Nasif menjelaskan, pengibaran bendera raksasa berukuran 7x14 meter itu sebagai tanda bahwa saat ini Provinsi NTB memiliki seorang pahlawan yang memperjuangkan agama dan negara.
Baca Juga
Advertisement
Menurut dia, sejak awal, Maulana Syekh TGKH Muhammad Zainuddin Abdul Madjid berjuang untuk agama dan negara. Hal itu diketahui dari nama organisasi yang dibuat olehnya, yaitu Nahdlatul Wathan yang berarti kebangkitan Tanah Air.
Pengukuhan gelar pahlawan nasional bagi ulama legendaris asal Lombok itu sebagai bukti bahwa di Indonesia, urusan agama dan negara sebenarnya adalah ikatan yang berkaitan satu dan lainnya. Bukan dipisah seperti perdebatan yang saat ini ramai diperbincangkan.
"Ini buktinya bahwa agama dan Negara adalah satu tarikan napas," Muhammad Nasif.
Sebelumnya, Presiden Joko Widodo atau Jokowi memberikan anugerah gelar pahlawan nasional kepada empat tokoh yang berasal dari empat wilayah di Indonesia. Acara penganugerahan gelar pahlawan ini berlangsung di Istana Negara, Jakarta, Kamis, 9 November 2017.
Selain almarhum TGKH Muhammad Zainuddin Abdul Madjid, gelar pahlawan nasional diberikan kepada almarhumah Laksamana Malahayati asal Aceh, almarhum Sultan Mahmud Riayat Syah asal Kepulauan Riau, dan almarhum Prof Lafran Pane asal Daerah Istimewa Yogyakarta.

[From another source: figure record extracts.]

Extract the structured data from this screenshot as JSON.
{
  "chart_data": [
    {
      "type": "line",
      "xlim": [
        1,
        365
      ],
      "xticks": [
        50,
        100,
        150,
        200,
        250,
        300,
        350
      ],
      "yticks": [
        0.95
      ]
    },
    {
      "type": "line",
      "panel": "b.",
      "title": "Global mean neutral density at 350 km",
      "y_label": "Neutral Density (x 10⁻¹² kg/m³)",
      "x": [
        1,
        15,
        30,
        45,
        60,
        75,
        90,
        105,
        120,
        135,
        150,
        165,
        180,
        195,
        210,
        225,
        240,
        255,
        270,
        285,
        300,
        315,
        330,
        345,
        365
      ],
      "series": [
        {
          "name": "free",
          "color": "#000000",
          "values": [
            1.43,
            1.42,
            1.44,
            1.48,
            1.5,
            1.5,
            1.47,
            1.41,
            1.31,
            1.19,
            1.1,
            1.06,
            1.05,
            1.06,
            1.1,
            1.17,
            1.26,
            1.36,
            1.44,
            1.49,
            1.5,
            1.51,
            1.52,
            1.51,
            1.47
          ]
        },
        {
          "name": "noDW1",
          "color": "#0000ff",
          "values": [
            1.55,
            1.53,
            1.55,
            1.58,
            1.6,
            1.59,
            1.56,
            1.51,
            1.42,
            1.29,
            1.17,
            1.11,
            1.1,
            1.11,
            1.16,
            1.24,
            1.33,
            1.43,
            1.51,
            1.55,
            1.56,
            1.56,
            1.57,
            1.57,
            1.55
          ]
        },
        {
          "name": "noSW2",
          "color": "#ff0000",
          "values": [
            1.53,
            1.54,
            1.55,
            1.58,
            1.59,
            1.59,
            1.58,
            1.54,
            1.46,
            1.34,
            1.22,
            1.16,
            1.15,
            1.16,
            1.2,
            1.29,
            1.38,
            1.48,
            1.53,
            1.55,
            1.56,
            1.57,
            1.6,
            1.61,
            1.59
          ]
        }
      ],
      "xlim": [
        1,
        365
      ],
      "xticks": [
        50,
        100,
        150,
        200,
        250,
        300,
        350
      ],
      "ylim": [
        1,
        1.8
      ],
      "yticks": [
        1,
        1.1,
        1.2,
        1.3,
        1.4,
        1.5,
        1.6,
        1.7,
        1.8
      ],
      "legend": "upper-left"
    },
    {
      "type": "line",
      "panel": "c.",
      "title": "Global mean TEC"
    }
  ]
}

Keempat tokoh itu mendapat gelar pahlawan nasional berdasarkan Keputusan Presiden (Kepres) Nomor 115/TK/Tahun 2017 tentang Penganugerahan Gelar Pahlawan Nasional.
Saksikan video pilihan di bawah ini:
Darah Pejuang Mengalir dari Sang Ayah
Berdasarkan informasi yang dirangkum Liputan6.com, Maulana Syekh Tuan Guru Kiai Haji (TGKH) Muhammad Zainuddin Abdul Madjid lahir di Bermi, Pancor, Selong, Lombok Timur, Nusa Tenggara Barat (NTB), pada 17 Rabiul Awal 1316 Hijriah atau 5 Agustus 1898 Masehi. TGKH Zainuddin Abdul Madjid meninggal dunia di Pancor, Selong, Lombok Timur, pada 21 Oktober 1997, dalam usia 99 tahun.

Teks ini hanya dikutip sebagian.